|Photo by @TammyLeaPhoto|
Those uninitiated with the art of cooking anything outside need to understand that cooking in this manner is an art form. Using a difficult to regulate heating source is a skill that I have honed over the years. Some of these acquired skills I would like to share in hopes that you pass this tradition on to your family and friends.
Maybe I am a bit of a caveman, but for me there is a primitive allure associated with cooking over the open flames of a wood fueled fire that cannot be duplicated by a kitchen stove or gas grill. It stirs something deep in my soul to gather firewood, build a fire pit and organize a strategy for the food preparation. Cooking outside for me is a labor of love, this is not LOW stress cooking this is NO stress cooking, a time for relaxation and reflection.

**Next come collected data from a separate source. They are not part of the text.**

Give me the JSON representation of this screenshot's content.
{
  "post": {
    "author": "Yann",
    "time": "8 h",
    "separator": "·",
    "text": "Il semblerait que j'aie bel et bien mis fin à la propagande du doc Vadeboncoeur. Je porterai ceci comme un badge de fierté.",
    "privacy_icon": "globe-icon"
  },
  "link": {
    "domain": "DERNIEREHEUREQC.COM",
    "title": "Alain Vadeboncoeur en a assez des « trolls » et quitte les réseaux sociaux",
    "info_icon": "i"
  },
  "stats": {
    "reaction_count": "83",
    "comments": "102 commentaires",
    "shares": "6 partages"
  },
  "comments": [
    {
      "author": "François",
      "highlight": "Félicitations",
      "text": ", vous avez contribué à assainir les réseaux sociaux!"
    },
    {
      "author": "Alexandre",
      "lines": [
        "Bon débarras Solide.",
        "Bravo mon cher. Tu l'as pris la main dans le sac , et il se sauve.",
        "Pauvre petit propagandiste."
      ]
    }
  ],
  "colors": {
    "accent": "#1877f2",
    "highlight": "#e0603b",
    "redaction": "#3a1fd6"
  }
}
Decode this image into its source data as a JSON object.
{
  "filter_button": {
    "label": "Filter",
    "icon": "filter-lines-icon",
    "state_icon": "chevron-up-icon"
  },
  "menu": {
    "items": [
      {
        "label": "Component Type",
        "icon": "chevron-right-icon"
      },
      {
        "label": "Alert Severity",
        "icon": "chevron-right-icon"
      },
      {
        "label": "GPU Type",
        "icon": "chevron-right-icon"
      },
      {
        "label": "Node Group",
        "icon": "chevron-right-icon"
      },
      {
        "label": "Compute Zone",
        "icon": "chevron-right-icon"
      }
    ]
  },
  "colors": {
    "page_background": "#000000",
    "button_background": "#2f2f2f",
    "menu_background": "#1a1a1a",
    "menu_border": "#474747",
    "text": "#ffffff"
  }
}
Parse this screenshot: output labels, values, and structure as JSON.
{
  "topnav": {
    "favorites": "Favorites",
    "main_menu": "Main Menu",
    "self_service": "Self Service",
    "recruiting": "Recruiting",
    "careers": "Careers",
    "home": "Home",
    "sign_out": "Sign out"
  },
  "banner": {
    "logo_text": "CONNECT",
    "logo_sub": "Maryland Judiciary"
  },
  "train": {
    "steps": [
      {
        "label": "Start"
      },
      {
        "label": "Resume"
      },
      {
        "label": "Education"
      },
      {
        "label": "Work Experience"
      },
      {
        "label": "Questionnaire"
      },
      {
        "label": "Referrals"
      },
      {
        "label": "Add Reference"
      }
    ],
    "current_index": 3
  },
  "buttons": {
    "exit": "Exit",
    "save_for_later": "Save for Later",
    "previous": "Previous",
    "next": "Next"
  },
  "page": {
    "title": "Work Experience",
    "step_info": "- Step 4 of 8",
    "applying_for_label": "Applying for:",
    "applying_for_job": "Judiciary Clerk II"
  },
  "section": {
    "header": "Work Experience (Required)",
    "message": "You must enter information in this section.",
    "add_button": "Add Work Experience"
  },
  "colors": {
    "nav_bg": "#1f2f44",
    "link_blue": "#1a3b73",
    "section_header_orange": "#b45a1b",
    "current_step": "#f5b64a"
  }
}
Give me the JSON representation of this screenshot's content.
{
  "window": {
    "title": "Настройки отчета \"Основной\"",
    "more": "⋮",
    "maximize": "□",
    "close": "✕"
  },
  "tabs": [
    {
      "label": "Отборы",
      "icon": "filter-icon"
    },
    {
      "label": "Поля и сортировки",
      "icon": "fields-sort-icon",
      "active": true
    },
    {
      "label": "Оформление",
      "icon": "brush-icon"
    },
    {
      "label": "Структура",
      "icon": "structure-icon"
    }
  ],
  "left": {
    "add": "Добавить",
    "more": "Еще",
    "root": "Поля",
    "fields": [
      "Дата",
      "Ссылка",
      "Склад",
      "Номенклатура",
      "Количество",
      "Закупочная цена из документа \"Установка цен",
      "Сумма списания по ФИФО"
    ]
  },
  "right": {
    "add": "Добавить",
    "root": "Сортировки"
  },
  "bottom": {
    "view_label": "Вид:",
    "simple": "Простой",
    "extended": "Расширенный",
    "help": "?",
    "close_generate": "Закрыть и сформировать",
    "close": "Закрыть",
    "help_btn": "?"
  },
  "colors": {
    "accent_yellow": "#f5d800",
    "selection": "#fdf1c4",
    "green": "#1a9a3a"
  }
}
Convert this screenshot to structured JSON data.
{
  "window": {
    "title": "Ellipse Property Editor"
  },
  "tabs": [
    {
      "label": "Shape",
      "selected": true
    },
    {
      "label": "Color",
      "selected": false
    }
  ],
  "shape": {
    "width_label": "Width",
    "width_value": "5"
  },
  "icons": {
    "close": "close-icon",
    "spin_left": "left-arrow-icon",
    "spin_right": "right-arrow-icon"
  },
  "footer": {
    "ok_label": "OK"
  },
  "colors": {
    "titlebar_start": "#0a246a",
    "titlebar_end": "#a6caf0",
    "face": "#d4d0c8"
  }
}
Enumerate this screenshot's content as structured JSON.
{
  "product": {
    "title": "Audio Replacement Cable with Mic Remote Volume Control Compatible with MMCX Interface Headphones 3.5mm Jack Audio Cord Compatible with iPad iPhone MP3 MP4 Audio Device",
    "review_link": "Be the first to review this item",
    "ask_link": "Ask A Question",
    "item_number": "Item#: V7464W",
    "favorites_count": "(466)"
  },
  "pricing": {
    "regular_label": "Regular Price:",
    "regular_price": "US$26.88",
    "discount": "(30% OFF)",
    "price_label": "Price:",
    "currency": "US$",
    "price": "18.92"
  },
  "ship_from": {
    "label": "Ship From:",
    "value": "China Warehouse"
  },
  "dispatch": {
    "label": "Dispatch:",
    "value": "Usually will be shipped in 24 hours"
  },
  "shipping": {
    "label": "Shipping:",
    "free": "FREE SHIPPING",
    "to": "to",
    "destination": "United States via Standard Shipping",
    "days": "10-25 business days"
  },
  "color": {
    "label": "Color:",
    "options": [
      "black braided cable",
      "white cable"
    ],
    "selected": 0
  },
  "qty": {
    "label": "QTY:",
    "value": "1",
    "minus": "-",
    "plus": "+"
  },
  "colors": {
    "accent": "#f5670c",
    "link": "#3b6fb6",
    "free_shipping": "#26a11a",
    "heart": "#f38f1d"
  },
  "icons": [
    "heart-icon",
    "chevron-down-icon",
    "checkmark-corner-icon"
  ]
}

Hot and Spicy Baked Beans and Grandmas Bake Beans Enjoyed Outdoors. What I have not until NOW blogged in any previous post is my Grandmother’s actual award winning bake bean recipe. After much consideration, I have decided that I should share so everyone can enjoy it, after all, I know Grandma would have wanted I that way.
The secret to making great baked beans on a fire pit is time and temperature. Beans cook best with a slow, constant temperature . . . not necessarily an easy task over an open fire. With practice, however, even a novice will quickly learn to tame a raging fire and make it into a valuable cooking tool. Hmmm, I think I smell future blog post.
Grandma’s Baked Beans
2 Pounds of Kidney Beans
4 Cups of Water
2/3 Cup of Molasses
1/2 Cup of Brown Sugar
1 Large Vidalia Onion, Finely Chopped
2 Packages of Salt Pork
2 tbsp. Prepared Mustard
Put all ingredients in a Dutch oven and slow cook for 3-4 hours.
- Soak and par-boil baked beans ahead of time. They can be frozen as well if needed.
- Adjust fire to simmer the beans and make sure they do not boil over
- For a “kick” add 1 ½ Cups of “Sweet Baby Rays” BBQ Sauce and 6 tbsp. of finely chopped chipotle chilies
- Stir and monitor bean frequently
- Monitor bean doneness by checking the consistency of the bean about every ½ hour. Beans should be soft but not to soft.
When the beans are about 45 minutes from being done, you should start preparing the bread.
1 Cup White Flour
1 tsp. Baking Powder
1/4 tsp. Salt
1/4 cup Dry Milk Powder
1 tbsp. Shortening
1/2 Cup Water
Put all ingredients in a 1 quart Ziploc bag and mix until no longer lumpy. Use a knife or scissors to cut out one corner of the Ziploc bag and squeeze the bag contents into a frying pan. Spread evenly with spoon.
- Try adding ¼ tsp. Sugar
- Coat your pan with olive oil or cooking spray for a non-stick surface
- Add water SLOWLY! Sometimes 1/2 cups is a little too much!
There is of course nothing better than washing down a hardy meal with a steaming cup of Maine guide coffee.